Is there some other failure mode waiting, or does it take off?

Imustaskforhelp 2 days ago | parent | prev | next [-]

Nano is also another interesting one or litecoin etc., basically just having low gas fees I guess and being more efficient but I don't like shilling these products because I personally am a stauch believer in stablecoins and there are stablecoins like USDC's on chains like polygons which can satisfy the function "good enough" for me where they have trust etc. which I don't wish to replicate

There are still some 0 gas fees innovations happening in stablecoin marketplaces which is going to be interesting to see how that pans out.

nailer 2 days ago | parent | prev [-]

Agreed re Chia, but here’s a counterpoint: MXE is 16,000 times faster than FHE, completely changes the concept of computing (that in order to calculate something you need to see the data) and it as a result Arcium the hottest thing in crypto right now.

dukeyukey 2 days ago | parent | prev | next [-]

Yep. As much as I can see utility in some crypto, and there are some personalities in respect (e.g. Vitalik) by and large the sector in such a dumpster fire I'm not going anywhere near it. I've got some bitcoin in a Coinbase account, that's as close as I'm getting.
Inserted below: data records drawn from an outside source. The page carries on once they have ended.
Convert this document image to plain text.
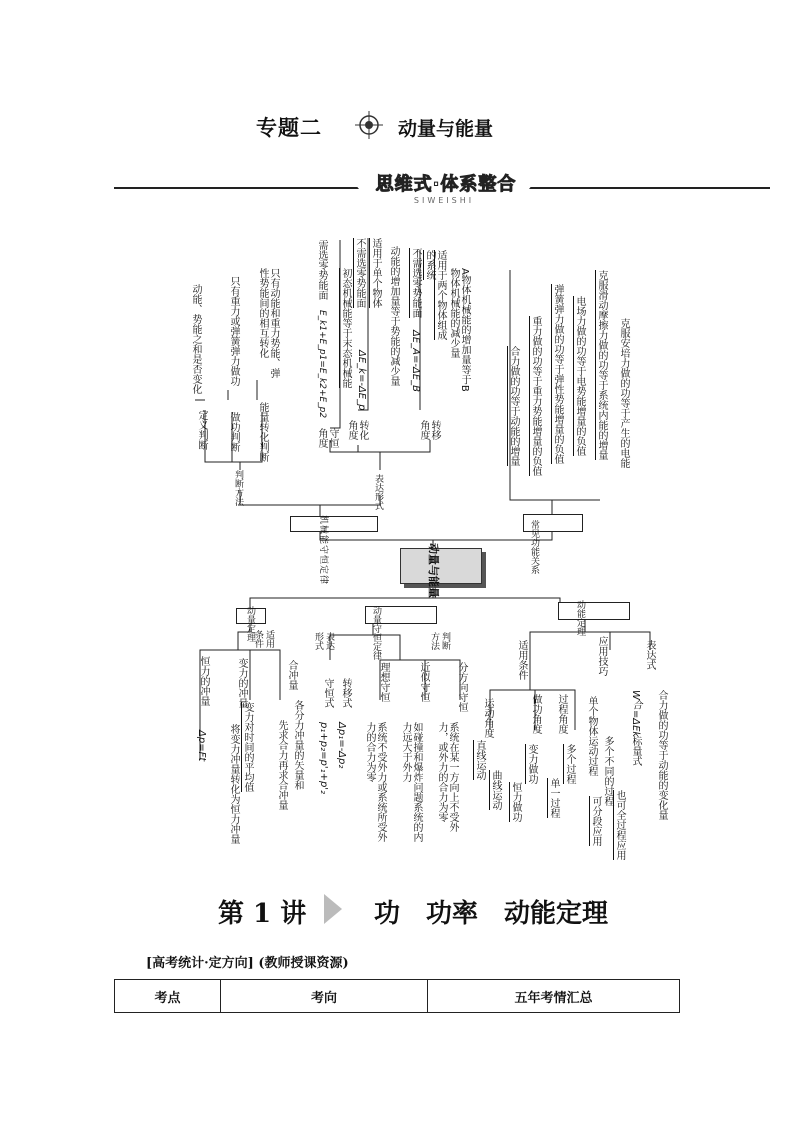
专题二	动量与能量
思维式·体系整合
SIWEISHI
动量与能量
机械能守恒定律
判断方法	表达形式
定义判断
动能、势能之和是否变化
做功判断
只有重力或弹簧弹力做功
能量转化判断
只有动能和重力势能、弹性势能间的相互转化
守恒角度	转化角度	转移角度
E_k1+E_p1=E_k2+E_p2
需选零势能面 初态机械能等于末态机械能 ΔE_k=-ΔE_p
不需选零势能面 适用于单个物体 动能的增加量等于势能的减少量 ΔE_A=-ΔE_B
不需选零势能面	适用于两个物体组成的系统
A物体机械能的增加量等于B物体机械能的减少量
常见功能关系
合力做的功等于动能的增量 重力做的功等于重力势能增量的负值 弹簧弹力做的功等于弹性势能增量的负值 电场力做的功等于电势能增量的负值 克服滑动摩擦力做的功等于系统内能的增量 克服安培力做的功等于产生的电能
动量定理	适用条件
恒力的冲量	变力的冲量	合冲量
Δp=Ft 将变力冲量转化为恒力冲量 变力对时间的平均值 先求合力再求合冲量 各分力冲量的矢量和
动量守恒定律
表达形式	判断方法
守恒式 转移式
p₁+p₂=p'₁+p'₂ Δp₁=-Δp₂
理想守恒	近似守恒	分方向守恒
系统不受外力或系统所受外力的合力为零	如碰撞和爆炸问题系统的内力远大于外力	系统在某一方向上不受外力，或外力的合力为零
动能定理
适用条件	应用技巧	表达式
运动角度	做功角度 过程角度
直线运动
曲线运动 恒力做功
变力做功
单一过程
多个过程 单个物体运动过程 多个不同的过程
可分段应用 也可全过程应用
标量式
W合=ΔEk 合力做的功等于动能的变化量
第 1 讲	功　功率　动能定理
[高考统计·定方向] (教师授课资源)
考点	考向	五年考情汇总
mozarella a day ago | parent | prev [-]

The point i was trying to make was that the disillusionment faced by technologists possibly stemmed from a naivety about how the economy works and how people respond to incentives. Speculators are a "feature/bug" of pretty much any financial system. Stocks, real-estate, fiat-currencies, potatoes - The price of everything is being distorted by speculators. Done right, they bring liquidity, financial stability, and wealth creation. Left to their own devices, they cause volatility, inequity and financial destruction. (Crypto is probably more on the latter side on some of those metrics atm). The People looking to build a good crypto solution has to be clear-eyed about how to handle them.

I also wonder if the author has partly himself to blame. From his post, it looks like he worked for the seedier players in the space (because the pay was better) and is angry at the whole space. Its like a developer who worked for Oracle on MySql swearing off the entire open-source community.
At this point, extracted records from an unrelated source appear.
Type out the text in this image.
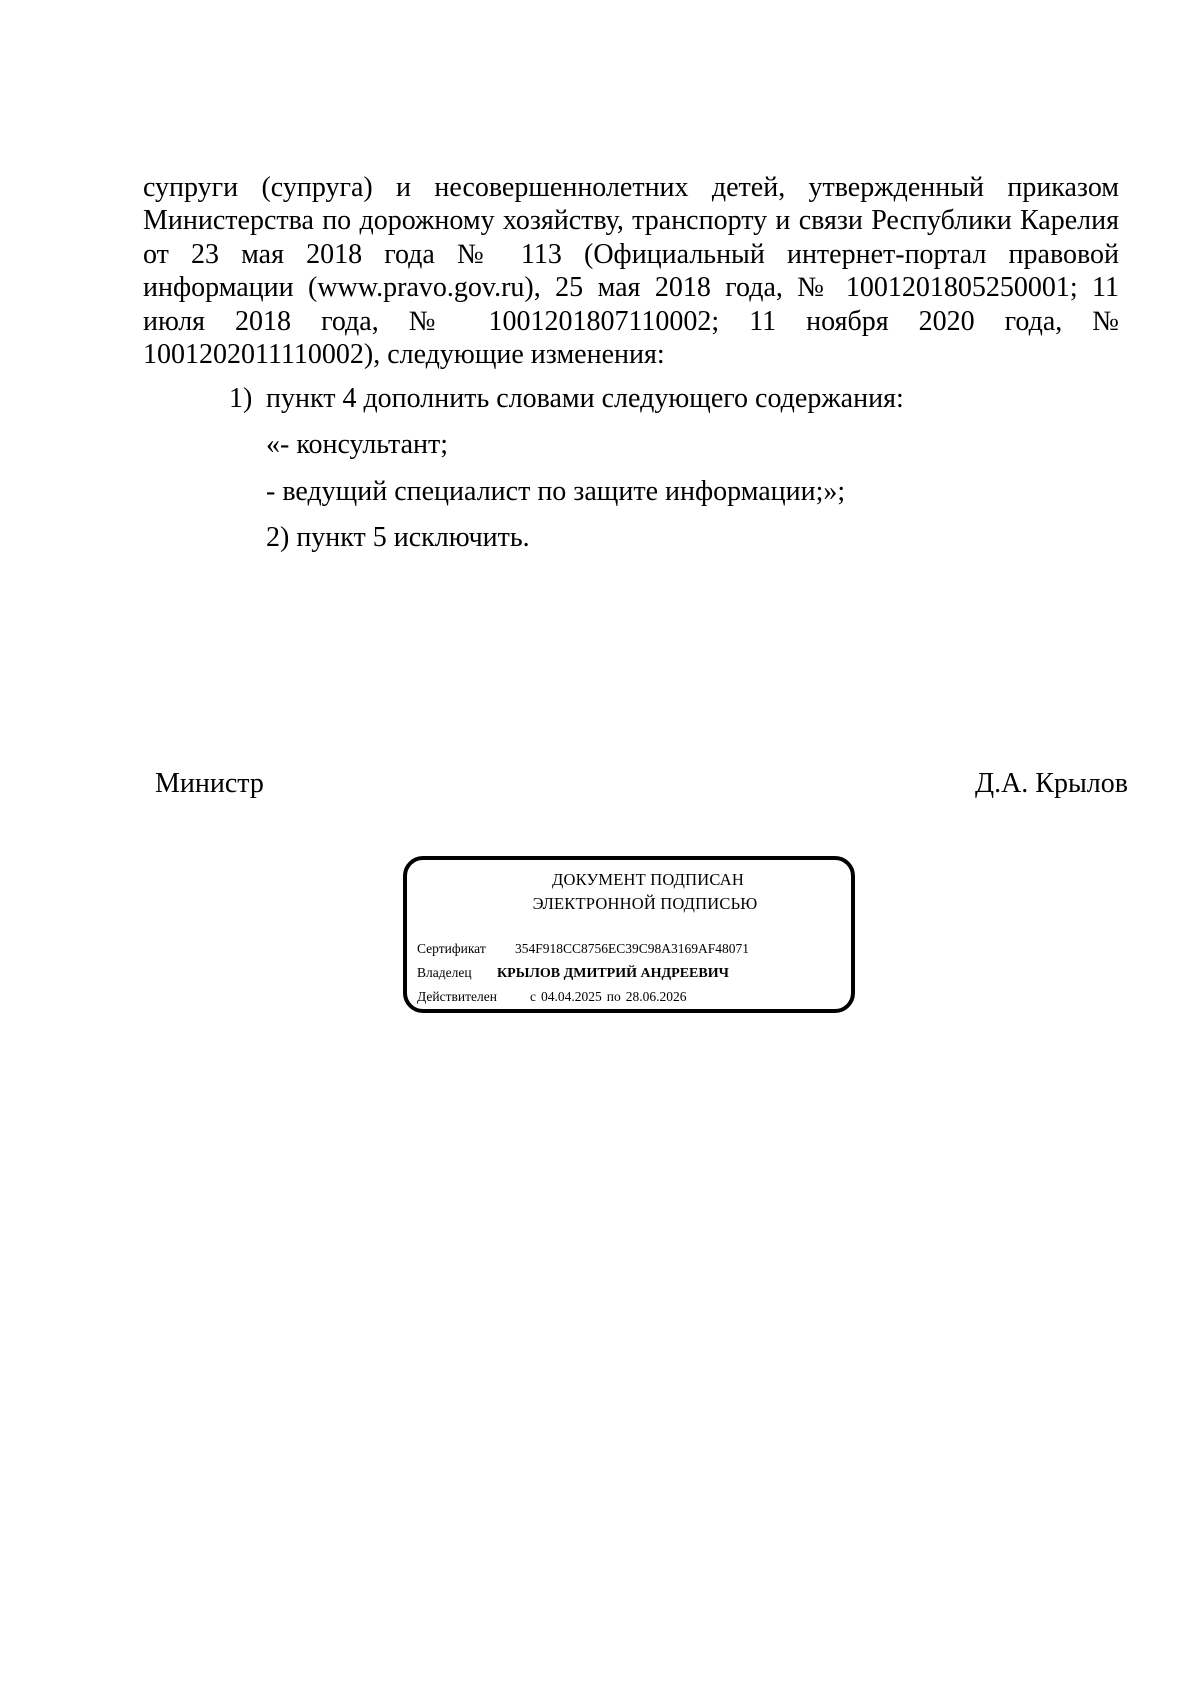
супруги (супруга) и несовершеннолетних детей, утвержденный приказом Министерства по дорожному хозяйству, транспорту и связи Республики Карелия от 23 мая 2018 года № 113 (Официальный интернет-портал правовой информации (www.pravo.gov.ru), 25 мая 2018 года, № 1001201805250001; 11 июля 2018 года, № 1001201807110002; 11 ноября 2020 года, № 1001202011110002), следующие изменения:

1) пункт 4 дополнить словами следующего содержания:

«- консультант;

- ведущий специалист по защите информации;»;

2) пункт 5 исключить.

Министр	Д.А. Крылов

ДОКУМЕНТ ПОДПИСАН
ЭЛЕКТРОННОЙ ПОДПИСЬЮ
Сертификат 354F918CC8756EC39C98A3169AF48071
Владелец КРЫЛОВ ДМИТРИЙ АНДРЕЕВИЧ
Действителен с 04.04.2025 по 28.06.2026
edit: >nobody cares about good tech'

True. That's a big part of why you need [token-holders], "Build it and they will come" is more of a hope than a strategy.

Aardwolf 2 days ago | parent | prev | next [-]

> Someone from the operational team just learned that business relies only on the first group to be successful.

Is there any possibility the presence of the people who are there just for fun still encourages/increases the size of the first group?

watwut 2 days ago | parent [-]

Imo, yes. There are where gamblers come from. They are also providing plausible deniality to gamblers.

soerxpso 2 days ago | parent | prev [-]

You also have this quadchotomy in a department store, or in a number of other valuable businesses.